Campie: In my experience and through research I’ve conducted, the root causes of violence are identical here and abroad. At the family level, it often stems from poverty. If parents are working three jobs, they aren’t necessarily able to provide their children with supervision and guidance. Those kids may not be in school, and then they are vulnerable to bad actors, criminal groups, and so on. At the community level, in addition to economic and structural disadvantage, a critical risk factor is frequent and sustained exposure to violence, which can be anything from gang activity to armed conflict. This exposure can desensitize people to violence, and young people are especially vulnerable to traumatic experiences that impact normal brain development and interfere with decision-making. 

While the problems driving violence are largely the same across countries, the solutions may look different in practice. Successful solutions will address core issues but be context-specific: they’ll be culturally relevant, fit the physical structure of the community, and rely on specific local institutions and other assets for support.    
 

Q: What is the greatest misconception around community violence prevention?

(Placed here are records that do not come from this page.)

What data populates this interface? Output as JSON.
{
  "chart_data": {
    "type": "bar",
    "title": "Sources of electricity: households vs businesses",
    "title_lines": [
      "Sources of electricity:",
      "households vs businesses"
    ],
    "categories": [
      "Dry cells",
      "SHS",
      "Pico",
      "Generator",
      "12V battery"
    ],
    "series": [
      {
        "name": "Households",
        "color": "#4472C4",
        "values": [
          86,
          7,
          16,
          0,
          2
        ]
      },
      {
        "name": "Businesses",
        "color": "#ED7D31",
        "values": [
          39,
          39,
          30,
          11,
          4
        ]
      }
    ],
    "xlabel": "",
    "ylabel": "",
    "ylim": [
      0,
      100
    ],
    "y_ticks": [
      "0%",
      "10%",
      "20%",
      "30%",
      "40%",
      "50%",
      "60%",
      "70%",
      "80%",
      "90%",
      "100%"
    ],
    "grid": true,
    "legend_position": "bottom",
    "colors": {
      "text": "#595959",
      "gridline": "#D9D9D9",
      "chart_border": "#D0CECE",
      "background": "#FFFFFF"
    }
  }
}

Campie: A lot of community violence prevention efforts are centered around that 1% of the population I mentioned earlier—the ones who commit the most violent crimes. But throwing money at programs and police to “fix” the 1% causing violence today won’t prevent violence tomorrow. If a community is impoverished from decades of disinvestment, both economically and from positive support from local institutions like schools and police, families and children will continue to be vulnerable to violence as victims and perpetrators. We should be investing in the general health and vibrancy of communities. Violence isn’t prevalent in thriving, well-resourced communities. Prevention efforts that focus on root causes will always be the best cure.